Брат Этьен, гостинник“.
Очарованный и устрашенный, он читал и перечитывал письмо. Кончились сомненья, нет более возврата. И он поспешно устремился в Сен-Северин, влекомый не столько потребностью молитвы, сколько желанием приблизиться к Пречистой, показаться ей, как бы навестить ее из благодарности и уже самым посещением своим выразить признательность.
Его охватили чары этой церкви, ее безмолвие, тень в нише с высоты каменных пальм. И, обессиленный, он ис-томленно опустился на скамью, желая только одного: не возвращаться в уличную жизнь, не покидать этого уголка, не двигаться.
На другой день, в воскресенье отправился к бенедиктинкам слушать позднюю обедню. В служившем черном монахе он признал бенедиктинца потому, как священник пел „Dominus vobiscum“ [45] : аббат Жеврезе говорил ему, что бенедиктинцы выговаривают латынь по-итальянски.

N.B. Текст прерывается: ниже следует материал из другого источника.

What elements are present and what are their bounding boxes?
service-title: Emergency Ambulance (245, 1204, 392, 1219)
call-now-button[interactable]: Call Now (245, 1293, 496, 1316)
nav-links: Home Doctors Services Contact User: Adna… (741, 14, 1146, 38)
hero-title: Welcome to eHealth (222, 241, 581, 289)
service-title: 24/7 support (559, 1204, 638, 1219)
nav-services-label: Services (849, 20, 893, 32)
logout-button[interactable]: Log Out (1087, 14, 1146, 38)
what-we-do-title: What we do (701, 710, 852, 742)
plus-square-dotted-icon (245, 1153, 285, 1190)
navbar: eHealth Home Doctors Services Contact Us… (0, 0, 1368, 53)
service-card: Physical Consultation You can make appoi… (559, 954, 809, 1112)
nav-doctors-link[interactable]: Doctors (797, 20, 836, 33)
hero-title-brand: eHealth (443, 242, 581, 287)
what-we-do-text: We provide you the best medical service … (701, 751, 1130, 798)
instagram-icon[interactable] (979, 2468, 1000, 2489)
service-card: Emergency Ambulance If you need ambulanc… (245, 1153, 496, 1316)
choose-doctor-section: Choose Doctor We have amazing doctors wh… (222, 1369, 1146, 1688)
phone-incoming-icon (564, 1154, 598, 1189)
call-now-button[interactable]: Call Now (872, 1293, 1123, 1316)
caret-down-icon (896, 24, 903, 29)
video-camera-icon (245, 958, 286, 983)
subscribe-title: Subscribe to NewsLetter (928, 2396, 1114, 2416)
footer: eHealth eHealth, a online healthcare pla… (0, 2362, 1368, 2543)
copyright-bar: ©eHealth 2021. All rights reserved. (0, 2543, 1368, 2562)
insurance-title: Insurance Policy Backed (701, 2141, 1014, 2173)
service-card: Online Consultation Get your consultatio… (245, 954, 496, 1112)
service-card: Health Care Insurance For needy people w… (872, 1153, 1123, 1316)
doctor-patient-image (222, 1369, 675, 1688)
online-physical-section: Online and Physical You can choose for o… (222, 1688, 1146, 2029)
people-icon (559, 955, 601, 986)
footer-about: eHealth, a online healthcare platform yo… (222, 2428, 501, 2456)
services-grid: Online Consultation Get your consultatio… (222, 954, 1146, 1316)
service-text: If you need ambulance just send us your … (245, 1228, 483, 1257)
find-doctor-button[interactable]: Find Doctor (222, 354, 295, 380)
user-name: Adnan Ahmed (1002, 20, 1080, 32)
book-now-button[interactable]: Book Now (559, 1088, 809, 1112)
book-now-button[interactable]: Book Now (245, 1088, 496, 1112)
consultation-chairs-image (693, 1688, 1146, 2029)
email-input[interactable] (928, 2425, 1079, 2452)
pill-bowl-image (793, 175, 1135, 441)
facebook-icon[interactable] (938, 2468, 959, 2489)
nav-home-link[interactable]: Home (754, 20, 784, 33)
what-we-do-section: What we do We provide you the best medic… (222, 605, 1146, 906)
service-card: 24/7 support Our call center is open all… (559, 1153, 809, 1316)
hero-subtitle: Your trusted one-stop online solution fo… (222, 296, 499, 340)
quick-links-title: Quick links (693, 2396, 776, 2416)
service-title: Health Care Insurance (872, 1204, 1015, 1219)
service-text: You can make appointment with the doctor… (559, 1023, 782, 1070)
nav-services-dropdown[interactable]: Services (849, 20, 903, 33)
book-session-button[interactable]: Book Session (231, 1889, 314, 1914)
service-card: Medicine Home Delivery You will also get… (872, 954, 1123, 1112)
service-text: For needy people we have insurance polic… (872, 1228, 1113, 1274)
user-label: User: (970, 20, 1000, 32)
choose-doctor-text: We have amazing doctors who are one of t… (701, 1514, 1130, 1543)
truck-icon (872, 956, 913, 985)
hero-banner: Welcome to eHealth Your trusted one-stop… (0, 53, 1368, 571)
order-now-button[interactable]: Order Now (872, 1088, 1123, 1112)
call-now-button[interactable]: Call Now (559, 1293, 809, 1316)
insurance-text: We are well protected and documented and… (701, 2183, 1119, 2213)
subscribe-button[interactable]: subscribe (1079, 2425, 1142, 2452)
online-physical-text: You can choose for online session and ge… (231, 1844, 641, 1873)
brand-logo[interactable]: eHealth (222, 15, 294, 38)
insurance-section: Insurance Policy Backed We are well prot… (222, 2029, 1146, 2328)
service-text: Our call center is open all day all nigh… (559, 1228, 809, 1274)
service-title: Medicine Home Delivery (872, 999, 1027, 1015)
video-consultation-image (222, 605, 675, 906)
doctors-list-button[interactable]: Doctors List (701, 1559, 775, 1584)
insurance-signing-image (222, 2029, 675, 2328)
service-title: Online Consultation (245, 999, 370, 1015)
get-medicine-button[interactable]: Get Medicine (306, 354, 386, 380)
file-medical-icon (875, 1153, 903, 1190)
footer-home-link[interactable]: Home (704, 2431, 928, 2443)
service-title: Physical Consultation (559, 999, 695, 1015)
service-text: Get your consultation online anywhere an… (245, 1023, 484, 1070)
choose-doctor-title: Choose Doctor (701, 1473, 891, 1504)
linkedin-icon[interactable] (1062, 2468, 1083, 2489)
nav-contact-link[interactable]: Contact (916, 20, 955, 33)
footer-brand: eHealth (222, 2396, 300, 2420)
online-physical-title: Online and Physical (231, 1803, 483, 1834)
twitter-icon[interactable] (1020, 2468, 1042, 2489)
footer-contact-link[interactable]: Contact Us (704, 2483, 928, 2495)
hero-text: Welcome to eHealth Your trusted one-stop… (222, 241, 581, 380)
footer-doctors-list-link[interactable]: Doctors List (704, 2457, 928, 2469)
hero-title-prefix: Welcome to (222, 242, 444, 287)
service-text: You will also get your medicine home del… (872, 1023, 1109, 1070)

Он не любил такого произношения, отнимавшего у латыни ее звучность и как бы превращавшего фразы языка в перезвоны колоколов, у которых законопачены чаши или обернуты ватой языки. Но теперь он не замечал этого, проникнутый умилением, смиренным благочестием монаха, который, целуя престол, дрожал от восторга и благоговения. В ответ его басистому голосу неслись из-за решетки прозрачные волны пения сестер.
45
Господь с вами — лат.
Дюрталь задыхался, слушая, как обрисовываются, складываются, очерчиваются в воздухе льющиеся мелодии — картины первых мастеров. Растроганный до глубины души, он переживал настроение, подобное проникавшему его когда-то в Сен-Северин. Но цветы тех мелодий поблекли для него, когда он узнал древние напевы бенедиктинок, и лишь здесь, в их церкви, вновь обрел он утраченное чувство или, вернее, принес его с собой из Сен-Северин.
И впервые неудержимое, страстное желание растопило его сердце.